The cross-sectional study design and aspects of the instrument limited the possibility of establishing causal inferences. The survey instrument was also limited, in that it did not include indicators measuring the intensity of housework or paid workload, nor the factors that might have alleviated its physical burdens – such as work–rest strategies (i.e. alternating between light and heavy tasks, taking regular breaks, etc.) that might affect the development of MS pain. Future studies of homemakers should incorporate questions on work–rest strategies. Additionally, the findings in this paper on self-reports of any MS symptom did not touch upon pain severity, which narrowed the scope of the conclusions. Future research should incorporate more descriptive assessments that explore other elements of pain.

Another potential issue arose in the analysis, where samples of women engaging in paid employment were combined with full-time homemakers. This was necessary because of the small sample size of participants in paid employment, a number that reflects national Lebanese figures of female participation in the workforce (21%) (Central Administration of Statistics Citation2008). Hence, the analysis controlled for the effect of labour force participation as opposed to stratifying during analysis. Because of a high prevalence of MS symptoms in the study population, the ORs generated by the logistic regression models may have been an overestimation of the measure of association (Skov et al. Citation1998).

5 Conclusions

This study found that homemakers engage in a large number of hours of housework, involving them in repetitive hand movements, bending, kneeling and squatting. These postures and movements were associated with MS pain.
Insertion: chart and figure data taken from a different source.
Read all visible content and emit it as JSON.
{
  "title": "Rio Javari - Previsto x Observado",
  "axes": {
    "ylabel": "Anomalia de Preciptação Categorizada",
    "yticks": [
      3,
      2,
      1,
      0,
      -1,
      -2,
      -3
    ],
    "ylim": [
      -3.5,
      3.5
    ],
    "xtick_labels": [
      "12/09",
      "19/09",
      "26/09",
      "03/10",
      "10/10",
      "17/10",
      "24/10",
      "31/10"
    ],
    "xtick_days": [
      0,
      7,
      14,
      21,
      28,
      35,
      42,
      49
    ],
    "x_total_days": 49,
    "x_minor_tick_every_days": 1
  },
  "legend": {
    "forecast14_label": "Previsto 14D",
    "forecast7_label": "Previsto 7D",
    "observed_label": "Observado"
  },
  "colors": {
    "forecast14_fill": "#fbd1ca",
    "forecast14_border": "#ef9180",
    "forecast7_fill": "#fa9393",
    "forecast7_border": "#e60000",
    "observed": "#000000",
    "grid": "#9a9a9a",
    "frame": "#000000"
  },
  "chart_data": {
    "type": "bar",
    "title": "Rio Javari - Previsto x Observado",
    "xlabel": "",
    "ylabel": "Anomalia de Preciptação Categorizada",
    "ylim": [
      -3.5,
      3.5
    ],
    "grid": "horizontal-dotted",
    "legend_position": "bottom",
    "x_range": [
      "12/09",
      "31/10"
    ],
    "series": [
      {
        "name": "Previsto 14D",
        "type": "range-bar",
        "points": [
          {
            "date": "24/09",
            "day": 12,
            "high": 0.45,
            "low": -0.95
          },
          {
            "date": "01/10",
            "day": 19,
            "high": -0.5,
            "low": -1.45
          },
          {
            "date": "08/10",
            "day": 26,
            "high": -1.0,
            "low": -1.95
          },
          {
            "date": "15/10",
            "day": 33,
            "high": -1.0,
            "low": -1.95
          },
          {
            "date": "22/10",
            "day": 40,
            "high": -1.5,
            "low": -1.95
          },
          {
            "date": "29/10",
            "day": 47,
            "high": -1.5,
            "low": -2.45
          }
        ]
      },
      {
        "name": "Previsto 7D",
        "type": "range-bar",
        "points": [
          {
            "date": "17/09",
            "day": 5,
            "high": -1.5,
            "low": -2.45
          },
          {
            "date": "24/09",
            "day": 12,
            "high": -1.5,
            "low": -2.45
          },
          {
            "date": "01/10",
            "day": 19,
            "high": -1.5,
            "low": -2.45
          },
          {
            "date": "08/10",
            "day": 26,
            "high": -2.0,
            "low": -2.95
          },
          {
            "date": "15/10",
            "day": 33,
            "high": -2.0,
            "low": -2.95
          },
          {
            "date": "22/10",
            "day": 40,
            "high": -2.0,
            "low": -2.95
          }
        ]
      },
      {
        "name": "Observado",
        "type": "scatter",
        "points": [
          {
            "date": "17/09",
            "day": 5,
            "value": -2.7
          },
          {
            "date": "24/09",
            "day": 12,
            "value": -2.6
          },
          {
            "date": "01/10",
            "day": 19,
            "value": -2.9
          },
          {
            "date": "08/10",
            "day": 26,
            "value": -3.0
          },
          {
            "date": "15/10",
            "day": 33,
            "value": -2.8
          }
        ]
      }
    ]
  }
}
Symptoms were also related to psychosocial and individual factors. This research is the first epidemiological study to explore associations between ergonomic stressors in housework and specific site MS pain. Occupational health professionals must continue to include housework and homemakers within their research and policy agendas. In particular, future studies might explore the interaction between specific occupations, housework and specific MS symptoms. The analysis of these findings points to structural determinants – such as social norms and expectations – that shape the high level of women's involvement in domestic chores and how MS risk factors manifest. Future interventions and policies might intervene in communities, targeting families with messages that emphasise the health costs of excessive housework and the need to share household tasks among family members.

Acknowledgement

The authors thank everyone who made this research possible. We express our gratitude to the women from Nabaa who allowed themselves to be studied and took time away from their busy lives to participate. We thank the Wellcome Trust for providing funding for the study [061495/Z/00/Z] and we also wish to thank the field staff who collected the data.